The ideal candidate will bring deep expertise in Python, SQL, analytics engineering, machine learning, and Retrieval-Augmented Generation, and Agentic AI frameworks. They should be comfortable working with complex business metrics, enterprise data sources, and open-source LLM technologies to deliver reliable, explainable, and production-ready analytical solutions.
Key Responsibilities
Analytics Engineering & KPI Development The SME will design, develop, and maintain robust analytics code using Python, pandas, and NumPy to compute, validate, reconcile, and operationalize key business metrics including costing, margins, QBR metrics, and operational performance indicators.
Responsibilities will include building efficient data transformations, optimising performance through vectorization and memory management, and implementing repeatable data pipelines with appropriate testing, logging, validation, and reconciliation controls.
SQL & Data Extraction
The SME will develop advanced SQL queries to extract, transform, and shape data from enterprise systems and cloud data warehouse platforms. This includes complex joins, aggregations, window functions, query optimization, and support for governed metric definitions.
Generative AI / Ask-the-Data Prototype
The SME will implement a governed GenAI prototype that enables users to ask questions over structured and semi-structured enterprise data.
- Using Llama-family or comparable open-source models through Ollama, llama.cpp, vLLM, or similar inference frameworks.
- Building Retrieval-Augmented Generation and Agentic AI pipelines across structured and semi-structured data.
- Designing chunking, embedding, retrieval, and reranking approaches.
- Implement agentic workflows using frameworks such as CrewAI, LangGraph, AutoGen, LlamaIndex Agents, or equivalent production-ready agent orchestration frameworks.
- Producing structured responses such as tables, JSON, and drill-down-ready answers.
- Implementing guardrails for grounded responses, citations, traceability to source data, and safe handling of sensitive fields.

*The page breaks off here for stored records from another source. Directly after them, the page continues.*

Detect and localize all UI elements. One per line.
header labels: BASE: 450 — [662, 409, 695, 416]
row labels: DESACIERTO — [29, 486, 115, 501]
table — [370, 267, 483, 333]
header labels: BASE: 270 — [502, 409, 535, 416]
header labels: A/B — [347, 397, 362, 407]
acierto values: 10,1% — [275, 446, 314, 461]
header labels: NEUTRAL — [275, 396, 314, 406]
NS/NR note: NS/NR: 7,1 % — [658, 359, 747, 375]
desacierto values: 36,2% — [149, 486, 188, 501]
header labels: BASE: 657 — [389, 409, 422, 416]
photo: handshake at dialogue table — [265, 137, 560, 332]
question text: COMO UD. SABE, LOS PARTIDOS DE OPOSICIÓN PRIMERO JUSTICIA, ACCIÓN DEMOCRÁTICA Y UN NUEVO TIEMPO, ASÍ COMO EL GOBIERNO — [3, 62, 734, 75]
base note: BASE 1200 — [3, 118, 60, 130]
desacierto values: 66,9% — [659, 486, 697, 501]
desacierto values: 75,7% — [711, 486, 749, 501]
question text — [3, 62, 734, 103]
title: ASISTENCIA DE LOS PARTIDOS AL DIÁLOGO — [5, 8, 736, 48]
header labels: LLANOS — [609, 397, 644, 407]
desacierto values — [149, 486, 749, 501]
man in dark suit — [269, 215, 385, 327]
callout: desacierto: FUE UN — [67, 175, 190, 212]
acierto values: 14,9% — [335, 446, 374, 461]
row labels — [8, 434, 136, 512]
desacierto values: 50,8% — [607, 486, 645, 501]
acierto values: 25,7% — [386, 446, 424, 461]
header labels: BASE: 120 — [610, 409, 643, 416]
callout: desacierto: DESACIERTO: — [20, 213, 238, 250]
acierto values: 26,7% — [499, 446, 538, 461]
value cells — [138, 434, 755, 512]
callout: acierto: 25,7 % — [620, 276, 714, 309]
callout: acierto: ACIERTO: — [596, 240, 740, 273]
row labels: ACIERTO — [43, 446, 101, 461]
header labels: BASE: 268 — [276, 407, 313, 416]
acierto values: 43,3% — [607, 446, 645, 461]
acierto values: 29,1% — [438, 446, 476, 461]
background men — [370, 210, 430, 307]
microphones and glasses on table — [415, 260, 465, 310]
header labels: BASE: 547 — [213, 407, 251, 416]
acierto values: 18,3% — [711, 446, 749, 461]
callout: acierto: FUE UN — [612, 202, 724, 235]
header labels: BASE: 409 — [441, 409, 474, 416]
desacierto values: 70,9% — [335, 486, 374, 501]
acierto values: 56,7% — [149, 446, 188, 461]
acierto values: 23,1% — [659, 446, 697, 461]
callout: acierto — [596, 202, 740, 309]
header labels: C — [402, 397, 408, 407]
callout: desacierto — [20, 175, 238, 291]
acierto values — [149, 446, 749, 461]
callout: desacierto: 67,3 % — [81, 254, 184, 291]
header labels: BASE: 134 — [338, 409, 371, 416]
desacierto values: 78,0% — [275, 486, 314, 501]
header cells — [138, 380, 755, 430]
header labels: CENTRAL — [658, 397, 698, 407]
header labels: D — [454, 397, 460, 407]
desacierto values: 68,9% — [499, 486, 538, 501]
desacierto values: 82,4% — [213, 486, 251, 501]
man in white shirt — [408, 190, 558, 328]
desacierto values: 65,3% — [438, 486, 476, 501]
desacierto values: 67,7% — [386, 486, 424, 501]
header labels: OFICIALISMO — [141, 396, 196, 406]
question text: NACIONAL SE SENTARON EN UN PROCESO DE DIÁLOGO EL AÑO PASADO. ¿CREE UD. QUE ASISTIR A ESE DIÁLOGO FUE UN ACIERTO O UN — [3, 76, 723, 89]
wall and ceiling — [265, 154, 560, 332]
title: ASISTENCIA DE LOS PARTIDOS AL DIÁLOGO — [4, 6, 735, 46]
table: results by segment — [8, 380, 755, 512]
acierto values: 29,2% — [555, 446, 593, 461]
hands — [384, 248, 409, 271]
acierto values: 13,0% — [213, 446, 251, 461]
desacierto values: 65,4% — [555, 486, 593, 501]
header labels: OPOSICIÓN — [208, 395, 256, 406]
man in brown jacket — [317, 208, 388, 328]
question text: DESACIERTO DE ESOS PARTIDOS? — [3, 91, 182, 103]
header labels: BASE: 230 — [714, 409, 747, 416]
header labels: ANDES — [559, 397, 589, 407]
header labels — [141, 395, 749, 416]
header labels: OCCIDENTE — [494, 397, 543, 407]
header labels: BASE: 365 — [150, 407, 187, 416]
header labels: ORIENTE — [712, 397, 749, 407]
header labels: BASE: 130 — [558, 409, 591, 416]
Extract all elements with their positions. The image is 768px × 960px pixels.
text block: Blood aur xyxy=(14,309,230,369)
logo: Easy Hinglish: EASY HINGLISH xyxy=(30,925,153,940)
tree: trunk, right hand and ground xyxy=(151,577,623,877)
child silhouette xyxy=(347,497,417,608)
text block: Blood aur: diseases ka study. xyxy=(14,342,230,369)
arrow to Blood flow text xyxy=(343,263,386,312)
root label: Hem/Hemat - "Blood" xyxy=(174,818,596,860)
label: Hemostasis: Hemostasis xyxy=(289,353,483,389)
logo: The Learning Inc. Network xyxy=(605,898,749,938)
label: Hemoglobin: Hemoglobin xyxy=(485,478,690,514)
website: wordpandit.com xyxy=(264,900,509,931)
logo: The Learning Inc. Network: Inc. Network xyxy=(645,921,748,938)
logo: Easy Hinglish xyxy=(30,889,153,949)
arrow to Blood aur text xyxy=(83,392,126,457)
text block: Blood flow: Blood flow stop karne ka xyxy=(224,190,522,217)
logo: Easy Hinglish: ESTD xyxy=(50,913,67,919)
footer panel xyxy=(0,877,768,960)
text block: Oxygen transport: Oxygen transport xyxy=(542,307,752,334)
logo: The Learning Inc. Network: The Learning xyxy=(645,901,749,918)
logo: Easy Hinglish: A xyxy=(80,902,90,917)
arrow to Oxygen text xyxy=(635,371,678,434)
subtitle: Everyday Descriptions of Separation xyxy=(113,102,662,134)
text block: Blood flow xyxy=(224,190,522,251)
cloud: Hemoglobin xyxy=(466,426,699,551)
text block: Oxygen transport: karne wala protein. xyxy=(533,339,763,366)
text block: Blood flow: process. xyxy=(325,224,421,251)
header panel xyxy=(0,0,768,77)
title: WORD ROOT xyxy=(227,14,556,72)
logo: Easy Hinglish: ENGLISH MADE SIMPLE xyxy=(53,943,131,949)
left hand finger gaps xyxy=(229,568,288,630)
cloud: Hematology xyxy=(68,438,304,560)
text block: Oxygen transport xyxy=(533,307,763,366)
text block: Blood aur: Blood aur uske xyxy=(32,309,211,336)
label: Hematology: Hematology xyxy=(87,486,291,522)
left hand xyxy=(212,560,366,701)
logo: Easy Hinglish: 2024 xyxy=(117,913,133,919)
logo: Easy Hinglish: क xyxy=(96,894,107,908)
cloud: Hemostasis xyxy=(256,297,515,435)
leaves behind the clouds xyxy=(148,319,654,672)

- Support evaluation of GenAI and agentic outputs for accuracy, groundedness, reliability, latency, and operational usability.
Machine Learning & Advanced Analytics
The SME will apply light-to-moderate machine learning techniques where appropriate, including anomaly detection, outlier identification, cost variance analysis, feed failure detection, simple forecasting, trend analysis, model evaluation, and error analysis.
Experimentation, Evaluation & Deployment
The SME will create reproducible experimentation workflows, including test question sets for LLM evaluation, accuracy and groundedness checks, latency profiling, and performance tuning.
The role will also involve packaging deliverables for deployment using Docker, configuration management, and producing clear technical documentation, runbooks, and handover materials
Required Skills & Experience Minimum 4+ years of hands-on experience in data science, analytics engineering, machine learning engineering, or a closely related individual contributor role.
Expert-level Python skills, particularly with:
1. pandas and NumPy
- data cleaning and transformation
- joins, merges, aggregations, and windowed calculations
- time-series data handling
- performance optimization, profiling, and memory management
2. Strong SQL expertise, including:
- complex joins
- aggregates
- window functions
- query tuning and optimization mindset
3. Solid understanding of statistics and machine learning fundamentals, including:
- feature engineering
- model evaluation metrics
- overfitting and validation concepts
- scikit-learn or equivalent ML libraries
4. Practical GenAI implementation experience, including:
- Llama models or comparable open-source LLMs
- Ollama or similar local inference tools
- RAG and Agentic AI frameworks such as LangChain, LlamaIndex, LangGraph, CrewAI, AutoGen, or equivalent
- embeddings and vector stores such as FAISS, pgvector, Weaviate, or Pinecone 5. Strong engineering discipline, including:
- unit testing and data testing
- logging and error handling
- Git-based development workflows
- CI basics
- Docker and environment management
Preferred Qualifications
- Experience with Snowflake or comparable modern cloud data platforms.
- dbt experience, including modeling, testing, and documentation.
- Experience working with enterprise semantic layers or governed metric definitions.
- Experience building lightweight APIs using FastAPI or similar frameworks.
- Familiarity with enterprise security concepts such as RBAC, data masking, sensitive data handling, and audit logging.
Typical Technology Stack
Python, pandas, NumPy, SQL, scikit-learn, Jupyter, Git, Docker, FastAPI, LangChain, LlamaIndex, Ollama, Llama-family models, FAISS, pgvector, Weaviate, Pinecone, Snowflake or equivalent cloud data warehouse.
-
This role is best suited for a senior practitioner who can operate as a technical subject matter expert, collaborate with business and technology stakeholders, and independently drive solution development from prototype through deployment-ready deliverables.